Equilíbrio Fiscal: STF deve apoiar Fazenda contra ‘pautas-bomba’ do Senado, diz Durigan

quinta-feira, 18 de junho de 2026

Ministério da Fazenda articula súmula vinculante com o Supremo para barrar propostas do Congresso que ameaçam a estabilidade fiscal e geram rombo de R$ 220 bilhões.

Por Redação Economia | Atualizado em 18 de junho de 2026

O Ministério da Fazenda ganhou um aliado de peso na busca pela sustentabilidade das contas públicas. Após uma série de audiências no Supremo Tribunal Federal (STF), o ministro Dario Durigan afirmou ter recebido garantias de que a Suprema Corte atuará para conter o avanço de propostas legislativas que ameacem o orçamento federal, conhecidas nos bastidores políticos como "pautas-bomba".

O chefe da pasta económica reuniu-se com o presidente do STF, Edson Fachin, e com o ministro Gilmar Mendes. O principal tema da agenda foi o severo reflexo fiscal que as medidas em tramitação no Senado podem causar ao país ao longo do ano.

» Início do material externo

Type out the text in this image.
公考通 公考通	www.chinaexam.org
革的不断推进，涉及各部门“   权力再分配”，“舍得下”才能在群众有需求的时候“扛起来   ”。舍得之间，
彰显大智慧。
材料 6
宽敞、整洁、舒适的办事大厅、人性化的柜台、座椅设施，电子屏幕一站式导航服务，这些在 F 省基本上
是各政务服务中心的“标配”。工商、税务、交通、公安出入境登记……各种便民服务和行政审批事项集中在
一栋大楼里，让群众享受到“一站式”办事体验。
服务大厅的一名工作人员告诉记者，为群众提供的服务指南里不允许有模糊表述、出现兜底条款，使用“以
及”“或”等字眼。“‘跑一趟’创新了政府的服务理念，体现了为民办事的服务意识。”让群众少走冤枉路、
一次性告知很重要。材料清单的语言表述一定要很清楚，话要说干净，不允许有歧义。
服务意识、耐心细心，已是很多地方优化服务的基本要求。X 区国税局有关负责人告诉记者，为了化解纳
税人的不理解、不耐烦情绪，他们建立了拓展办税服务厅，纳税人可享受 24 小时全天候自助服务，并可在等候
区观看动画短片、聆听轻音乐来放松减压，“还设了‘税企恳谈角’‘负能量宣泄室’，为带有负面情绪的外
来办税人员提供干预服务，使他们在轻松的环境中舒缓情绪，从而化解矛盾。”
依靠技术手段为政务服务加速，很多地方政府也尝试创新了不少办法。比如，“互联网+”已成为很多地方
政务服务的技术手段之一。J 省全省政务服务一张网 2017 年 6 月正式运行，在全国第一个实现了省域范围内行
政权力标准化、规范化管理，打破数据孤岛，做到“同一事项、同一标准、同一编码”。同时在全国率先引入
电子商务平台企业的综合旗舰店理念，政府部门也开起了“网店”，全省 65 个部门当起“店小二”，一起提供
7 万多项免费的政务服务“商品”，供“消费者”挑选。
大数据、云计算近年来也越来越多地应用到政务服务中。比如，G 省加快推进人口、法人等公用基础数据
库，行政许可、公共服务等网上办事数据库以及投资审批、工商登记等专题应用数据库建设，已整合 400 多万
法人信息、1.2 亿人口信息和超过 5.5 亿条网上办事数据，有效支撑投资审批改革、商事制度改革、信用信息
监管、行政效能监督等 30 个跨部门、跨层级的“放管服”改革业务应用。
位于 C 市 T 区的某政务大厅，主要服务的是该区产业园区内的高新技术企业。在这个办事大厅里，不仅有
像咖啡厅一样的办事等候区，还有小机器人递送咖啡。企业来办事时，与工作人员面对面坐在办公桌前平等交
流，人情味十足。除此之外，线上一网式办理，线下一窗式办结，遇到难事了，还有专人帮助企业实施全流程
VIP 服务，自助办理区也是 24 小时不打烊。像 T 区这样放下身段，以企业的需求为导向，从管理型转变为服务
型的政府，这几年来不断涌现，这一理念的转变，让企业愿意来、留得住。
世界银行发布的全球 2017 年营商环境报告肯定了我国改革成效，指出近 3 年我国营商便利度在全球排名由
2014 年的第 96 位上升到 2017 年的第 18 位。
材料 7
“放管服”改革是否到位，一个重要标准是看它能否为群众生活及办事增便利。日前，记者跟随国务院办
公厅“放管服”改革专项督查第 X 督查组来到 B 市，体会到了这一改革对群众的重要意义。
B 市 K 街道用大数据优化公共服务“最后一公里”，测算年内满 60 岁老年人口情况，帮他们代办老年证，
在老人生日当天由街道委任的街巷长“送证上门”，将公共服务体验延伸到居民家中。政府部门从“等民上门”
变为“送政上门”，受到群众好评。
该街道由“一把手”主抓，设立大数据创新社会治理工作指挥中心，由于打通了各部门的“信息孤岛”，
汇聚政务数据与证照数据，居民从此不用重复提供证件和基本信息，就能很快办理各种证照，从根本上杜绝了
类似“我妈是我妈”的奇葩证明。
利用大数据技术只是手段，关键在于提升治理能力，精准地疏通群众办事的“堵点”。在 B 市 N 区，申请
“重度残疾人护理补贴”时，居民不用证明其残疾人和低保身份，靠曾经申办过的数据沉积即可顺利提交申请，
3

Descumprimento da Lei de Responsabilidade Fiscal preocupa o Governo

A grande contestação do Executivo reside no facto de que os projetos aprovados no Congresso Nacional não apresentam estimativas de impacto orçamentário nem indicam a origem das receitas para financiar os novos gastos. Segundo o Ministério da Fazenda, esta omissão viola diretamente a Lei de Responsabilidade Fiscal (LRF), o que confere um caráter de inconstitucionalidade às propostas, tornando-as inviáveis tanto para o Governo Federal quanto para as administrações municipais.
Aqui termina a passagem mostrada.